There is a gentleman named Randy Galloway who works as Sports Journalist and radio personality in the Dallas/Fort Worth area. His show is also on ESPN radio. On Friday, Mr. Galloway went on a tirade against Kobe Bryant. His argument was three-fold:
1. Kobe Bryant is a ‘ball hog.’
2. The national media is giving Kobe a ‘free pass’ for the performance in Game 5 on the NBA finals
3. “They” are blaming the Lakers loss on the ‘soft’ European white players.
Mr. Galloway’s work on the NFL is noteworthy. His comments about the NBA are pedestrian, uninformed and baseless. Or, maybe that’s the ‘talk-radio’ world and I just don’t understand the scheme. Basketball deserves better than having personalities such as Mr. Galloway presenting uniformed opinions as facts. His work and commentary is especially deleterious in the DFW market because the fans here –for the most part—aren’t knowledgeable basketball people—they aren’t students of the NBA like they are of the NFL. The NBA is fairly new to the DFW area, as it compares to cities like Los Angeles, Boston, Chicago and Phoenix. As of yet, there isn’t a robust professional basketball ‘culture,’ if you will, that creates a fan base with an exceptional basketball IQ. It is for these reasons and more than Mr. Galloway’s superficial comments are deleterious to the game. People take his words as gospel.

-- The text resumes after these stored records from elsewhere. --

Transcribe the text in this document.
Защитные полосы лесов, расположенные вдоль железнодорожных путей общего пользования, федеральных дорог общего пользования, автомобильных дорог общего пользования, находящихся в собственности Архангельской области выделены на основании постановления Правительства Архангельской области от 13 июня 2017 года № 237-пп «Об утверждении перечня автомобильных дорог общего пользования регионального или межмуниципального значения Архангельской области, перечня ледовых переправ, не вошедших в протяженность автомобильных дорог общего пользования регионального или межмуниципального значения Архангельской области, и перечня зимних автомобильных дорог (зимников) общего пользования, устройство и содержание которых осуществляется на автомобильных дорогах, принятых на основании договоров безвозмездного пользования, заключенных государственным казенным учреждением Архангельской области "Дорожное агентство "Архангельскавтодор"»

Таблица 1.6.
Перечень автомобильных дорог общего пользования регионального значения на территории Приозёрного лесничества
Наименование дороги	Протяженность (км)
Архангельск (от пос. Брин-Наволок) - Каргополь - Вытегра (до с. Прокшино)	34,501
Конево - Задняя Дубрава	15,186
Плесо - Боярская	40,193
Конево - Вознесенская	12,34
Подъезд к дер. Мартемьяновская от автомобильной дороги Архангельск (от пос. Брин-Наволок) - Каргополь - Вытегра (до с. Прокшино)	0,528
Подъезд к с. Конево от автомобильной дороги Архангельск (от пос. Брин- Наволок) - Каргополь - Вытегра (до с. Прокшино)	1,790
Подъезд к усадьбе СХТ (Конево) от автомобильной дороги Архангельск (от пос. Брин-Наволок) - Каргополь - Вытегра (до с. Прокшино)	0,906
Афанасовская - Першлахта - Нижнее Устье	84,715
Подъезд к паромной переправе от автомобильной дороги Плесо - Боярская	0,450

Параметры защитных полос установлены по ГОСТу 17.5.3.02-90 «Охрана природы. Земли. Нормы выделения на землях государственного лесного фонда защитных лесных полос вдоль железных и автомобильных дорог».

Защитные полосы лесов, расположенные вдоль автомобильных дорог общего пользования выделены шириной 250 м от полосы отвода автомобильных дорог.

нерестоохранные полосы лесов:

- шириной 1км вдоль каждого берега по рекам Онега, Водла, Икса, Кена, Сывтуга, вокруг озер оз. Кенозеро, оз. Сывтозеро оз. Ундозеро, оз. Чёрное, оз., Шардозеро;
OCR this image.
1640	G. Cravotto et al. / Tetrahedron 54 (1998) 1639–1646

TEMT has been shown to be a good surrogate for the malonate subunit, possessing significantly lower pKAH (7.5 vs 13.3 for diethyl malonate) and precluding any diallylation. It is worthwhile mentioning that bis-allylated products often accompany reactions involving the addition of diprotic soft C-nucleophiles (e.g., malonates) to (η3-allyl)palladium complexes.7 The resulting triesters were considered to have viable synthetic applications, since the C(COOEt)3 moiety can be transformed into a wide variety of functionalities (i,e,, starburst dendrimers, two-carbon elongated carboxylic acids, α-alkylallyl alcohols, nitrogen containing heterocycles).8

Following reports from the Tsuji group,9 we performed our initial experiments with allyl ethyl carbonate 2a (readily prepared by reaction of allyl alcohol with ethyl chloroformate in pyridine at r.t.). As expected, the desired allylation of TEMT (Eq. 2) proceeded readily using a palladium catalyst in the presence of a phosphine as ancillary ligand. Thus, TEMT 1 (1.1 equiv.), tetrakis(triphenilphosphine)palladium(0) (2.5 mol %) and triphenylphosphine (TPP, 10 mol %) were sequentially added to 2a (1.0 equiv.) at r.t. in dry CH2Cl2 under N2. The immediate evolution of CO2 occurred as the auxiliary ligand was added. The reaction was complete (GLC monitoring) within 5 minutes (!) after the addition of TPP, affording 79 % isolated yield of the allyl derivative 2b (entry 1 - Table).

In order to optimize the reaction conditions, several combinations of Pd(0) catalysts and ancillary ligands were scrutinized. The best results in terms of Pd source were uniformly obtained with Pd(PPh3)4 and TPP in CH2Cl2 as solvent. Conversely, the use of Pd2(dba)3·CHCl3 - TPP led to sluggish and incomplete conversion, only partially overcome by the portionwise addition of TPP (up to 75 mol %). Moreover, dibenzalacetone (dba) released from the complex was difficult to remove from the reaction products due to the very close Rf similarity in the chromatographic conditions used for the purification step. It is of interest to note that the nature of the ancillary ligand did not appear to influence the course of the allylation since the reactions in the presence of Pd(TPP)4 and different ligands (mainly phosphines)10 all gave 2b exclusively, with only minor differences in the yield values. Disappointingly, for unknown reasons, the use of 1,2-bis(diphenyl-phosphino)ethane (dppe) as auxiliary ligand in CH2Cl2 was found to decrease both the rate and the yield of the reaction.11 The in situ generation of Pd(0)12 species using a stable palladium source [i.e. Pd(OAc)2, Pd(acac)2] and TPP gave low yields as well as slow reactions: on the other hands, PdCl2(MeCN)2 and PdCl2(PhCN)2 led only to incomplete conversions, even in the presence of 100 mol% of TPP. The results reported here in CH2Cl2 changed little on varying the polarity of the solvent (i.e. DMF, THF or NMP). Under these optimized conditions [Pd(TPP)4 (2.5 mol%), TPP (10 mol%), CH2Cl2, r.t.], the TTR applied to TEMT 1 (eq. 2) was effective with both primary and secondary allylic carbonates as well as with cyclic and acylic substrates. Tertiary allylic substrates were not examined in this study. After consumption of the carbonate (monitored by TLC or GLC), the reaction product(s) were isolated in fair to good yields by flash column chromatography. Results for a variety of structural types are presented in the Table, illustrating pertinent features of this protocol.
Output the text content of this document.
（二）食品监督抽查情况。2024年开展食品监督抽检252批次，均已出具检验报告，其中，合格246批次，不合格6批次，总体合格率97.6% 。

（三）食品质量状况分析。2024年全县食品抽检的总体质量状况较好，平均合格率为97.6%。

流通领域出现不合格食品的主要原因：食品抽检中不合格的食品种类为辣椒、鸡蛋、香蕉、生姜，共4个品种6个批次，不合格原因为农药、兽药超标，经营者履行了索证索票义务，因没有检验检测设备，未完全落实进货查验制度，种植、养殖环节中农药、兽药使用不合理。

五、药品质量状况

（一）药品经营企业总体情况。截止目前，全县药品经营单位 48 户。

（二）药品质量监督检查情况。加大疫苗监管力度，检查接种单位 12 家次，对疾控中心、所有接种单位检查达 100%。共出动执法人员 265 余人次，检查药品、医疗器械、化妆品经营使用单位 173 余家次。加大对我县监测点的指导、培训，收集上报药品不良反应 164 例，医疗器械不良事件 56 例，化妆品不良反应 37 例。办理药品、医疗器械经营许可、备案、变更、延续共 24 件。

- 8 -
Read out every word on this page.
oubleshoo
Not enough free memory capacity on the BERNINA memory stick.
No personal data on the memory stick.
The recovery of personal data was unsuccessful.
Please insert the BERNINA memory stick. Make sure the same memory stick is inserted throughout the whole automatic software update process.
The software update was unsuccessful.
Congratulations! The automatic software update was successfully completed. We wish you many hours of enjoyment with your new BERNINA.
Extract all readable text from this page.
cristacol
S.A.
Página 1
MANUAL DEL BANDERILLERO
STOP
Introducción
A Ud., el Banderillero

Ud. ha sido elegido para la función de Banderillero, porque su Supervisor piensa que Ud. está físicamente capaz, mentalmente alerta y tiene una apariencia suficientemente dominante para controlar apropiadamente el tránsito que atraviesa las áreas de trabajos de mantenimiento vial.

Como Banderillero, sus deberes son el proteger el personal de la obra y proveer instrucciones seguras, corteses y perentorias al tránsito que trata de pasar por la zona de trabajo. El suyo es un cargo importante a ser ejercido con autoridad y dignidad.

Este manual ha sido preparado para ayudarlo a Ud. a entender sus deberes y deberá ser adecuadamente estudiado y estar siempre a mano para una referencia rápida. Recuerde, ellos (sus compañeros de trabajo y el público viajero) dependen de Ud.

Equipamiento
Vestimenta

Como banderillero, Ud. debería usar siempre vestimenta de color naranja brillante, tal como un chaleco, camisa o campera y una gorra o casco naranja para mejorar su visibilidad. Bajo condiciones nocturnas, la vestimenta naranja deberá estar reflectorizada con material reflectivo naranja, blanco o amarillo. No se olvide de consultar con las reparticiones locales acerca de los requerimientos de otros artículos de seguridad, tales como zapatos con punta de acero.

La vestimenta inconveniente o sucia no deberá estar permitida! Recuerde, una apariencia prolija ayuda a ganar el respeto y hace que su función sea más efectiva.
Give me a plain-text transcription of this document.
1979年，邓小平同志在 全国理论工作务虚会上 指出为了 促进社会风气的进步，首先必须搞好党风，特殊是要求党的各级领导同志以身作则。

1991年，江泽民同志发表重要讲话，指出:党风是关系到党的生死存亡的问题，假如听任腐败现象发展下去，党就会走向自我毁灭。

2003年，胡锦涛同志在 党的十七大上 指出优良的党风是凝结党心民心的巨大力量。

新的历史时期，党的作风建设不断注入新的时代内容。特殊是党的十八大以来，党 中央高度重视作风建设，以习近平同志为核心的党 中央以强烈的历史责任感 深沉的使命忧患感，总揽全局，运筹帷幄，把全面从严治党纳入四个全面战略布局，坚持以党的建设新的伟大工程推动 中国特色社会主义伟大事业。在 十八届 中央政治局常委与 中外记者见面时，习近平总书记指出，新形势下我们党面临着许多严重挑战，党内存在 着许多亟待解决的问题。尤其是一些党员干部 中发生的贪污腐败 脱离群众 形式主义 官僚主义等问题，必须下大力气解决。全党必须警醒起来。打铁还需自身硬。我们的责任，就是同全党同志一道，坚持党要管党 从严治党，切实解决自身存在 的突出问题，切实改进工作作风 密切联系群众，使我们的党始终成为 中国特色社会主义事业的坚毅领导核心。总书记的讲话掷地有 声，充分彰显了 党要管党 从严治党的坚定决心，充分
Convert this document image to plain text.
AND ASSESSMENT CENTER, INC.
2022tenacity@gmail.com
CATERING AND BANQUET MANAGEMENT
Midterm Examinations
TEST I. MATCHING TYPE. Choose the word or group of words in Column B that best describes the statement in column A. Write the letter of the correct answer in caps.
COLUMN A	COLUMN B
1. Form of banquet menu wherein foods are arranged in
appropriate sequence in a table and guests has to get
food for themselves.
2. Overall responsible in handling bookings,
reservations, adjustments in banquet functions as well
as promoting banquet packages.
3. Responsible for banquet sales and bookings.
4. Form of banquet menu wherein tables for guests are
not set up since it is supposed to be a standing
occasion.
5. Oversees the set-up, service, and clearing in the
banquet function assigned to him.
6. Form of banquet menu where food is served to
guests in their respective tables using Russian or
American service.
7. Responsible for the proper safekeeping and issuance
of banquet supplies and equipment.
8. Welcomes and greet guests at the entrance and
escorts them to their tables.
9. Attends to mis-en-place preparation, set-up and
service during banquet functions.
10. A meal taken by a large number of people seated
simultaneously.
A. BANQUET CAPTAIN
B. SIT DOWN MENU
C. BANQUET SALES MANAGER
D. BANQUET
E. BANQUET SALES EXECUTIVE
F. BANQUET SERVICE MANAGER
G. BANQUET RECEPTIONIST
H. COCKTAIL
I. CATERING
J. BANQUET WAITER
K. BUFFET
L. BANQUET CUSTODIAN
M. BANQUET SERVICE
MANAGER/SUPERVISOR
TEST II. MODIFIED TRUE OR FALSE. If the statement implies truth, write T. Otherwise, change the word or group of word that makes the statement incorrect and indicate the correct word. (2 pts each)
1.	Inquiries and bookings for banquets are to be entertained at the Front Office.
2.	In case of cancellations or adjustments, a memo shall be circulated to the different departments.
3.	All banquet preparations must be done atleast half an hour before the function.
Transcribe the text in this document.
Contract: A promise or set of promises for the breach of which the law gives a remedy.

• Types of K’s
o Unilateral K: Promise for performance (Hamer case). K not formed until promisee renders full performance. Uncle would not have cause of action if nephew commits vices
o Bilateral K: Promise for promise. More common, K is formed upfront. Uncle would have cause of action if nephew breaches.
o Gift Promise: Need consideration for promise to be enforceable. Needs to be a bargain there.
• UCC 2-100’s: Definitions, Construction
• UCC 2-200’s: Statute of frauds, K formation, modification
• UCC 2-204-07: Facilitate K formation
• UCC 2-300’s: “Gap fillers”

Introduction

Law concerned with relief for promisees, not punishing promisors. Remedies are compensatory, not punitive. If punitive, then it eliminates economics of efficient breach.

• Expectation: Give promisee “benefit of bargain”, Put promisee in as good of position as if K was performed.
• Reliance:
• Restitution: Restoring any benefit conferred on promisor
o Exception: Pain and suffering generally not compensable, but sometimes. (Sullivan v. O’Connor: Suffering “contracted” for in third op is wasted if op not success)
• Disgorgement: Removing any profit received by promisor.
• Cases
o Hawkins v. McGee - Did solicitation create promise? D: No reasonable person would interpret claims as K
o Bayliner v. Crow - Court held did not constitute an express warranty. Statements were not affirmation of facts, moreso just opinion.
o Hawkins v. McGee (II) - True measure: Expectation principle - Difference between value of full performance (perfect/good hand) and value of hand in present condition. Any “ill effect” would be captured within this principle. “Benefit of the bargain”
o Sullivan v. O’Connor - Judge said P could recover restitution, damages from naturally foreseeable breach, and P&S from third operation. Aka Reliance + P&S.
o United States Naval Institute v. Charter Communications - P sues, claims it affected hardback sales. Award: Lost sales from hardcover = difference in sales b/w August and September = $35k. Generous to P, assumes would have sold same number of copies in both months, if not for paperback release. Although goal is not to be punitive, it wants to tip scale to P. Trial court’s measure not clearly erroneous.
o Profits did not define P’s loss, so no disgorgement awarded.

Galloway diminishes the game by miscasting ‘toughness’ as some divisive racial ‘third-rail’ issue. Professional basketball is enough trouble with Mr. Galloway’s mystifying tirades, This is not an issue of race. In basketball, like in real life, there is a palpable disconnect between ‘perception’ and ‘truth.’ European players are regularly branded with the label of ‘soft.’ What, however, does ‘soft mean? Does it mean a player is unwilling to ‘drive the ball to the basket?” Does it mean players aren’t diving for loose balls?” Or, could it just mean that European players ‘cut their basketball teeth’ playing a different style. Even in this country, there is a perceived stylistic difference between “East Coast” and “West Coast” basketball. There are nuanced differences in style of play—and, socialization as it relates to learning the game.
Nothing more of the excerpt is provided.